The New York Times is out today with a piece of political analysis from reporter Shane Goldmacher that will send ominous tremors rippling throughout the worlds of both Democratic and Republican politics. The Democratic Party seems to be dissolving away, losing its long-held edge in registered voters to the GOP as it simultaneously loses its sense of proper direction.
The Democratic Party is hemorrhaging voters long before they even go to the polls.
Of the 30 states that track voter registration by political party, Democrats lost ground to Republicans in every single one between the 2020 and 2024 elections — and often by a lot.
That four-year swing toward the Republicans adds up to 4.5 million voters, a deep political hole that could take years for Democrats to climb out from.
Goldmacher and the New York Times did their own work here, partnering with an election data organization to sift through the recent registration changes in the 30 states of the union that provide such data. (My own state of Illinois is unfortunately not among them.) The short version: Not only are Democrats losing registered voters — in a relentless, month-by month, year-over-year wave since the start of the Biden administration — the Republican Party is gaining voters.
This is not a matter of “a pox on both houses.” Nor is it just a matter of college-age progressives leaving the Democratic Party out of disappointment at their lack of revolutionary conviction.
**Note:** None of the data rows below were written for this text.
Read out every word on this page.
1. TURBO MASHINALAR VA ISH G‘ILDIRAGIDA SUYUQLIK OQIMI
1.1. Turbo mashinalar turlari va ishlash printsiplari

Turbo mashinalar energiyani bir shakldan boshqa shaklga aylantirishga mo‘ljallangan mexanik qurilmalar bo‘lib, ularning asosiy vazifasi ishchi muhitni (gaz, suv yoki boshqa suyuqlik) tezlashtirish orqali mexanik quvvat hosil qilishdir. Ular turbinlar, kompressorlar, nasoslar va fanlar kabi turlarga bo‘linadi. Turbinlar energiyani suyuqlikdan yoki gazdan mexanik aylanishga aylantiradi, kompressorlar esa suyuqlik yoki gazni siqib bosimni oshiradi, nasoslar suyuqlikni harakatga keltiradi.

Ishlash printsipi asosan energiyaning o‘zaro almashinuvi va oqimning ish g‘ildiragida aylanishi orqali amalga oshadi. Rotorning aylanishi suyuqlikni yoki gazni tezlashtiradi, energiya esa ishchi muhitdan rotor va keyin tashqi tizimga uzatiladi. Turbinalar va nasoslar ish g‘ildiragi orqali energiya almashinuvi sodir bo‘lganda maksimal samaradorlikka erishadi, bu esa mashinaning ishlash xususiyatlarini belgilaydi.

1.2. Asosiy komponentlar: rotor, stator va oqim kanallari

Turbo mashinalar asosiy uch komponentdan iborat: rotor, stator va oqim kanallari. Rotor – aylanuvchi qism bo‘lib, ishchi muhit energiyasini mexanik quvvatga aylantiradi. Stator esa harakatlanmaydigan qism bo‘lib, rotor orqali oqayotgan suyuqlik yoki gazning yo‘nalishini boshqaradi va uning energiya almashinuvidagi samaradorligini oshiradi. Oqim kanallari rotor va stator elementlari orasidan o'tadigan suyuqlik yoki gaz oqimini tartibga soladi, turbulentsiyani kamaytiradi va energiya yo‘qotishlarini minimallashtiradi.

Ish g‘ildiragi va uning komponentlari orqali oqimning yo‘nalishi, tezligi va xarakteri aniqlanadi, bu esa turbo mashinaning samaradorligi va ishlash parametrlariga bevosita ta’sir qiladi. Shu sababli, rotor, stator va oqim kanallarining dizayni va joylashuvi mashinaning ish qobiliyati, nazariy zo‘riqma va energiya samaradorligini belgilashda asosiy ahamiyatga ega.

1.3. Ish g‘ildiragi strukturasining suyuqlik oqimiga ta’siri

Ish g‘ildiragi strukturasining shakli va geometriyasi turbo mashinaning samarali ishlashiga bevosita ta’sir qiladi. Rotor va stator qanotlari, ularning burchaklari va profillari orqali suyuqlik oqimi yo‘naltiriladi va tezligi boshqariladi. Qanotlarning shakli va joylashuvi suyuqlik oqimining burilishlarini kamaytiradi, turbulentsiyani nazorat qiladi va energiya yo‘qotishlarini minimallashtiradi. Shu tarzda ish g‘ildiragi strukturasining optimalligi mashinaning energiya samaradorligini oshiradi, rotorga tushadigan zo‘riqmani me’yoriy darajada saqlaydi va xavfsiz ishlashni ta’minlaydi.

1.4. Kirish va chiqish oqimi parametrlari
Young first-time voters are now registering as Republicans in numbers that utterly shock me as a Generation X veteran of MTV “rocking the vote” for Bill Clinton and Barack Obama.
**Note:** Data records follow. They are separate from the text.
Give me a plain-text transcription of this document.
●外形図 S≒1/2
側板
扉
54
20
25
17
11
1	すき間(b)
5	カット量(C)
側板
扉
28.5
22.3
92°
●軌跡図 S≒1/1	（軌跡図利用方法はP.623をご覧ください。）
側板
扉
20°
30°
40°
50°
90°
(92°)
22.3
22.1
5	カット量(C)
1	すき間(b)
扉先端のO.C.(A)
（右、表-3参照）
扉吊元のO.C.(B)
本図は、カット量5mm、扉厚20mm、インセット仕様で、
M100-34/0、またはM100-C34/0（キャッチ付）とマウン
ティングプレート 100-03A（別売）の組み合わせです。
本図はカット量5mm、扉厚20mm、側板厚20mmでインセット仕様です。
Even more devastatingly, the article notes that a staggering number of older Democratic voters in key swing states such as Pennsylvania and Nevada are reregistering as Republicans in a way not seen since . . . well, ever. (Not during the Reagan era, that’s for sure — a less party-polarized time when Democrats reliably controlled the House of Representatives and often the Senate as well.) The trend is uniform and national, not merely regional. The reasons for this are left to the reader’s imagination.
I strongly recommend that you read the full piece yourself, not the least reason being that it quotes many of my acquaintances from the world of electoral analysis — even an analyst from my alma mater Decision Desk HQ — saying intelligent things. The more important reason to read it is that the implications of this data are going to matter. This is a Big Story, in the same way I consider our upcoming gerrymandering apocalypse to be a Big Story. It is a thorough analysis raising multiple questions about the long-term health of the Democratic Party as a brand or coherent identity.
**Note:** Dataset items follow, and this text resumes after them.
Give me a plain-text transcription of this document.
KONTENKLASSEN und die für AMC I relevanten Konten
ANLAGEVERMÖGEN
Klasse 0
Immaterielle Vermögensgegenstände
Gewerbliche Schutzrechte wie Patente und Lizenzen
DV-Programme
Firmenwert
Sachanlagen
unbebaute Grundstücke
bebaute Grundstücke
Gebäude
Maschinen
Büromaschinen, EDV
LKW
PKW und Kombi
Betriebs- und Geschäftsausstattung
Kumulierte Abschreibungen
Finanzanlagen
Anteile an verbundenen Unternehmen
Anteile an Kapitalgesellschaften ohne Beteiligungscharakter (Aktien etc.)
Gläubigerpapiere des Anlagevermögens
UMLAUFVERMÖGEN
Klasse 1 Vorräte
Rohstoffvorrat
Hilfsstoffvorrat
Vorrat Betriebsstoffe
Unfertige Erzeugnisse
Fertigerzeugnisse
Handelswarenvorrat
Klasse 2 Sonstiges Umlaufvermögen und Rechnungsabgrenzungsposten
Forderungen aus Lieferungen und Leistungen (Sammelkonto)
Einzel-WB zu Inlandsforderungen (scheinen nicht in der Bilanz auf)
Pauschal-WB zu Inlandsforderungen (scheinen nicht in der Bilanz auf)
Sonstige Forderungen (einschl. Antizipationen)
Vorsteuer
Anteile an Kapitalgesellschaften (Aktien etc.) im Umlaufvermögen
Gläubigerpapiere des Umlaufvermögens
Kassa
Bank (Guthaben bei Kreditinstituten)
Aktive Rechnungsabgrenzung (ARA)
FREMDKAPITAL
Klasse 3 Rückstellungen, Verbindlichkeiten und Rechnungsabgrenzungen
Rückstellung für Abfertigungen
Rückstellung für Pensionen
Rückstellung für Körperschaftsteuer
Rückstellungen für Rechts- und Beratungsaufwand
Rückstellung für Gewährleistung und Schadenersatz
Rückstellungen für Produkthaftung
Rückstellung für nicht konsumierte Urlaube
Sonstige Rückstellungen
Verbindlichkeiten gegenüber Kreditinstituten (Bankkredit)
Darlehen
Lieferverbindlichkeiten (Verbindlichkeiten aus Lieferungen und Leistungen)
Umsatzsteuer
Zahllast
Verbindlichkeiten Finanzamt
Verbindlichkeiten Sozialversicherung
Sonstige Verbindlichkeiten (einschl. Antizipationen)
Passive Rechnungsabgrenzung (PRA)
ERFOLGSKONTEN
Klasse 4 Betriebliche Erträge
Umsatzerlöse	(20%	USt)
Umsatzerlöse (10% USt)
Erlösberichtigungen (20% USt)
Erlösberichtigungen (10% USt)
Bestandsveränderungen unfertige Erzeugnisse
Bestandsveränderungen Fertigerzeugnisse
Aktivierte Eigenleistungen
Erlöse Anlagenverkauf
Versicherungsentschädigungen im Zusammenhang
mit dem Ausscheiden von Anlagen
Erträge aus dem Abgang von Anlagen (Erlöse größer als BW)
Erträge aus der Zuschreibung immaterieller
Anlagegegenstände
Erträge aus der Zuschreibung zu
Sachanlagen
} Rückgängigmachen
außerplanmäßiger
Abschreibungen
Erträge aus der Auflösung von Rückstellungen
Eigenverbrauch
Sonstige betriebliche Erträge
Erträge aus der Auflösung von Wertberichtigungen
It is important, when covering the day-to-day hugger-mugger of the Trump administration’s serial provocations and the Democrats’ fumbling counterprogramming, to keep one’s eye on the longer game. And as a student of the “long game” in American electoral politics, I confess that I am downright disoriented to be living through an era in which the Democratic brand has been so damaged, even as the Republicans have mutated since 2010 into a populist working-class party. My childhood was defined by the image of Democrats as forever in the numerical ascendancy as registered voters — Republicans had to “run smart” because the Democrats always had more manpower on the battlefield — both where I lived and nationally, due to inevitable demographic trends. Reality turned out to be quite different.